Tout Moonraker est à l'image de son prégénérique, une succession de scènes plus ou moins spectaculaires qui s'achèvent systématiquement en clowneries. Même Jaws, pourtant si inquiétant et effrayant dans The spy who loved me, est ici prétexte à un humour de collégien jusqu'à lui faire avoir un coup de foudre pour une blondinette à couettes deux fois plus petite que lui (Blanche Ravalec, aperçue précédemment dans La carapate avec Pierre Richard) et devenir un allié de James Bond à la fin. L'ensemble est relié par une intrigue basique digne d'un enfant de 12 ans reposant sur des indices grossiers pour la faire évoluer et à chaque fois Roger Moore achève chaque séquence par une vanne facile transformant James Bond en dandy mondain décontracté.

Scénario insipide, humour potache voire parfois grivois, séquences idiotes, fusils laser, Roger Moore habillé en cowboy sur un cheval avec le thème de The magnificent seven pour musique d'accompagnement, le code musical de Close encounters of the third kind pour ouvrir la porte d'un laboratoire secret, Jean-Pierre Castaldi, Georges Beller... oui, le tournage ayant eu lieu principalement en France, une partie du casting est d'origine hexagonale mais c'est loin d'être les meilleurs acteurs qui ont été choisis, on a aussi droit à Nicaise Jean-Louis et Catherine Serre, futures gendarmettes de ce navet qu'est Le gendarme et les gendarmettes avec Louis de Funès... et encore beaucoup d'autres choses, la liste des idioties est trop longue pour être exhaustif et je n'ai pas envie de perdre mon temps à les détailler.

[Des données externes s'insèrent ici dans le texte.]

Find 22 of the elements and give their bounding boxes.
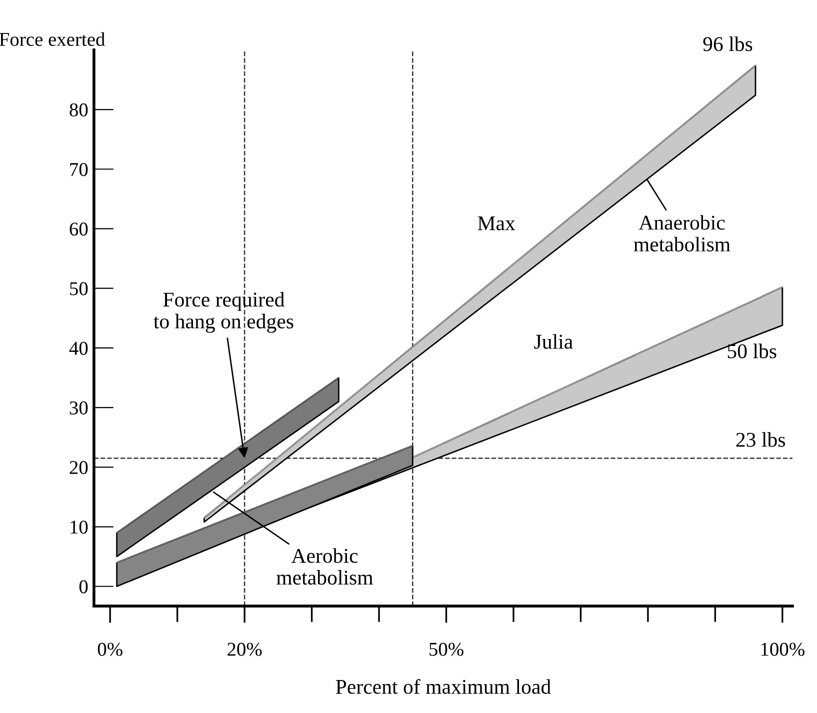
ref-line-label: 23 lbs	[736, 432, 786, 447]
y-tick-label: 80	[70, 103, 88, 116]
y-tick-label: 10	[70, 520, 88, 534]
series-label: Julia	[534, 334, 573, 349]
y-tick-label: 60	[70, 222, 88, 236]
annotation: 50 lbs	[728, 344, 776, 358]
y-tick-label: 20	[70, 460, 88, 474]
y-tick-label: 70	[70, 162, 88, 176]
y-tick-label: 30	[70, 401, 88, 414]
annotation: 96 lbs	[703, 36, 752, 52]
annotation: Force required to hang on edges	[154, 292, 294, 333]
annotation: Aerobic metabolism	[276, 548, 374, 585]
x-tick-label: 0%	[98, 642, 122, 656]
y-tick-label: 50	[70, 282, 88, 296]
series-label: Max	[478, 216, 516, 230]
x-tick-label: 20%	[228, 642, 262, 656]
y-tick-label: 0	[79, 580, 88, 594]
annotation: Anaerobic metabolism	[634, 215, 730, 252]
x-axis-title: Percent of maximum load	[336, 679, 551, 694]
x-tick-label: 50%	[430, 642, 464, 656]
x-tick-label: 100%	[761, 642, 804, 656]
y-tick-label: 40	[69, 342, 88, 355]
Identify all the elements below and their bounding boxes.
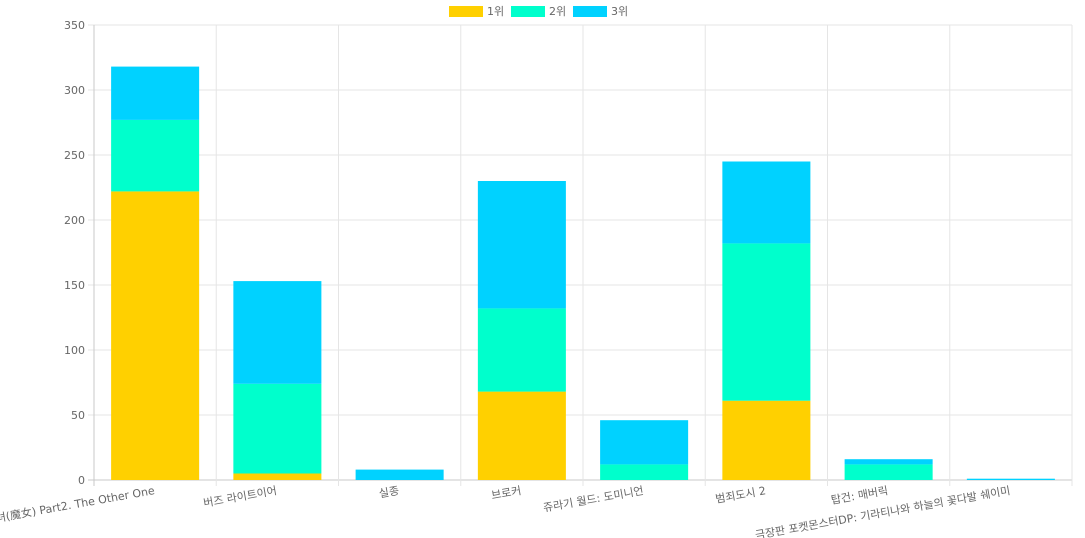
x-tick-label: 쥬라기 월드: 도미니언 [542,484,644,514]
y-tick-label: 0 [78,474,85,487]
x-tick-label: 범죄도시 2 [714,484,766,506]
legend: 1위 2위 3위 [449,5,628,18]
bar-segment[interactable] [111,119,200,192]
bar-segment[interactable] [600,420,689,465]
bar-segment[interactable] [477,308,566,392]
legend-swatch[interactable] [573,6,607,17]
bar-segment[interactable] [722,400,811,480]
y-axis: 0 50 100 150 200 250 300 350 [64,19,85,487]
x-tick-label: 마녀(魔女) Part2. The Other One [0,483,156,527]
y-tick-label: 150 [64,279,85,292]
y-tick-label: 300 [64,84,85,97]
legend-swatch[interactable] [449,6,483,17]
y-tick-label: 350 [64,19,85,32]
bars [111,66,1055,481]
y-tick-label: 200 [64,214,85,227]
bar-segment[interactable] [844,464,933,480]
x-tick-label: 브로커 [490,484,522,502]
bar-segment[interactable] [111,191,200,480]
legend-swatch[interactable] [511,6,545,17]
x-axis: 마녀(魔女) Part2. The Other One 버즈 라이트이어 실종 브로커… [0,483,1011,538]
x-tick-label: 탑건: 매버릭 [830,484,889,507]
bar-segment[interactable] [355,469,444,480]
bar-segment[interactable] [844,459,933,465]
legend-label[interactable]: 1위 [487,5,504,18]
bar-segment[interactable] [233,473,322,481]
bar-segment[interactable] [233,281,322,384]
bar-segment[interactable] [111,66,200,120]
bar-segment[interactable] [477,391,566,480]
bar-segment[interactable] [966,478,1055,480]
bar-segment[interactable] [600,464,689,480]
legend-label[interactable]: 2위 [549,5,566,18]
bar-segment[interactable] [477,181,566,309]
x-tick-label: 버즈 라이트이어 [202,484,277,510]
legend-label[interactable]: 3위 [611,5,628,18]
bar-segment[interactable] [722,243,811,401]
y-tick-label: 250 [64,149,85,162]
x-tick-label: 실종 [378,484,400,500]
bar-segment[interactable] [722,161,811,244]
bar-segment[interactable] [233,383,322,474]
y-tick-label: 100 [64,344,85,357]
y-tick-label: 50 [71,409,85,422]
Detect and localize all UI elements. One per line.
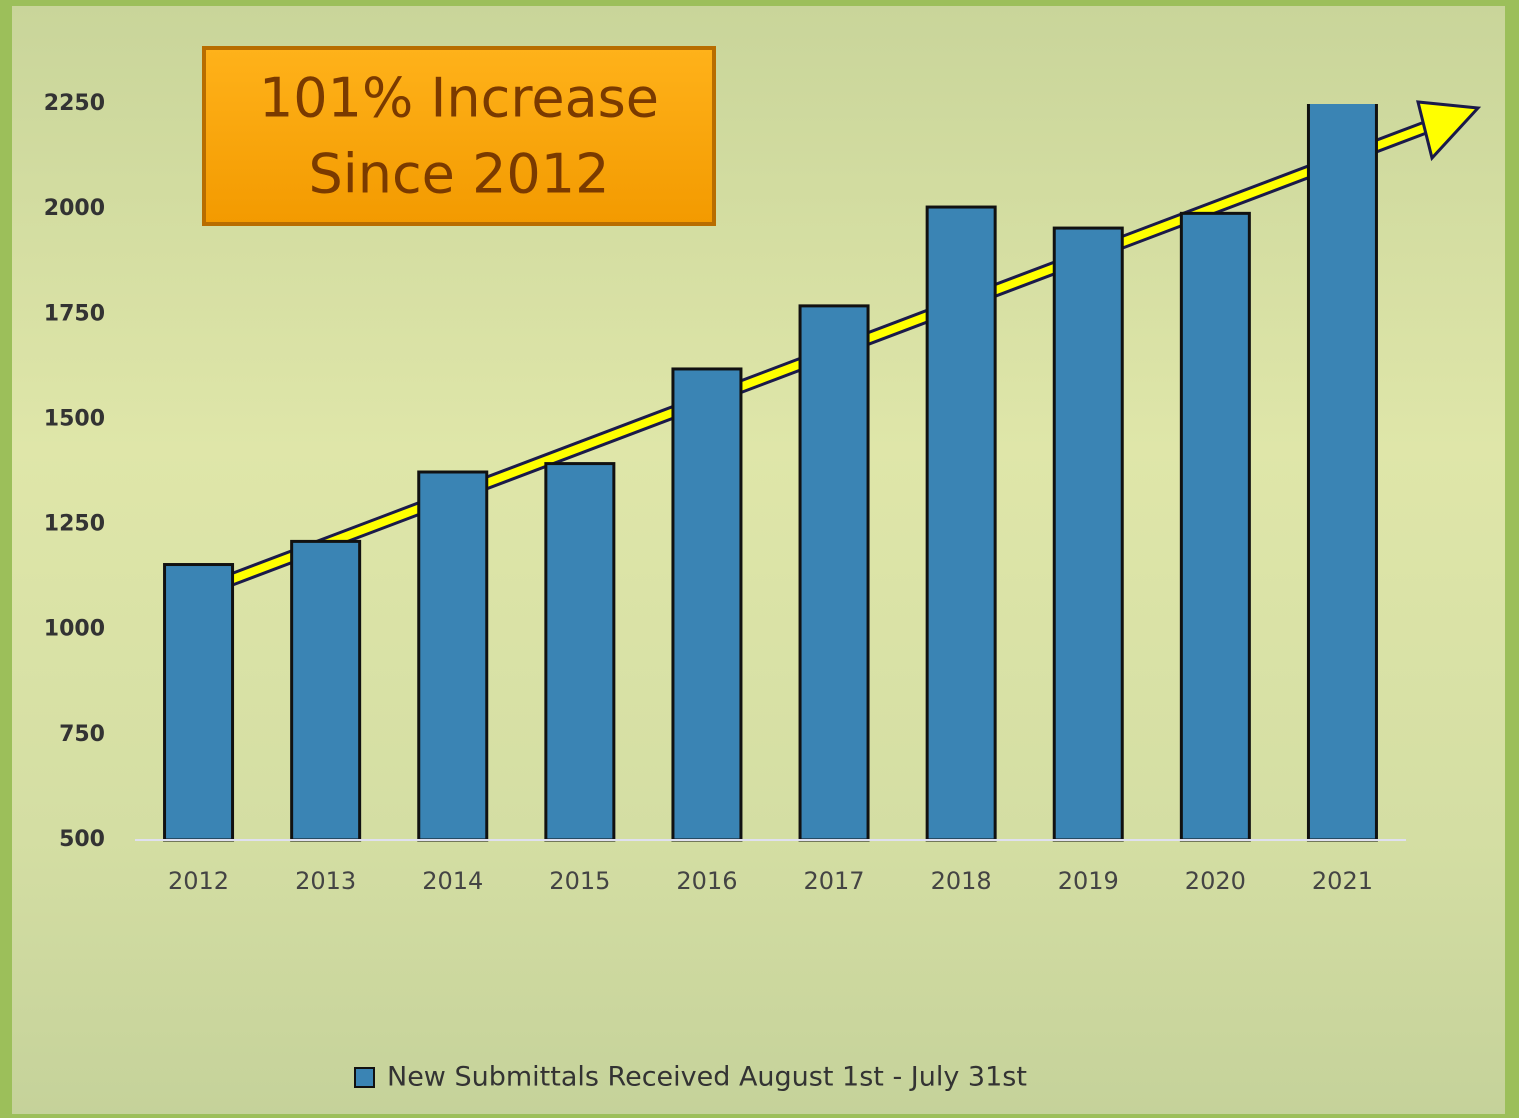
bar xyxy=(1052,226,1124,842)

Dans tout cela, une scène est peut-être à sauver, celle du meurtre de Corinne Dufour (Corinne Cléry, oui, vous avez bien lu, la O de l'adaptation de Histoire d'O) poursuivie par des dobermans qui réussiront à la rattraper alors qu'elle tente de  s'enfuir au milieu d'un bois. On se demande même par quelle grâce a été touché Lewis Gilbert pour réussir ce passage.

Ainsi, le quatrième James Bond de Roger Moore est un désastre dont le final dans et autour de la station spatiale de Hugo Drax (Michael Lonsdale), l'ennemi, est hallucinant de bêtise. En effet, il voit l'armée de Drax affronter des rangers de l'espace à coups de fusils laser. Inutile de dire que l'on est à des années-lumière du livre de Ian Fleming.

Moonraker, quelle connerie !

Comme les autres films, l'image du bluray est magnifique mais ce n'est pas suffisant pour sauver Moonraker de sa médiocrité.


Commentaires

  1. On se demande comment le Bond cinématographique a pu survivre à Roger Moore. On se demande comment Roger Moore a pu survivre à Moonraker. On se demande comment Roger Moore a pu survivre à Roger Moore.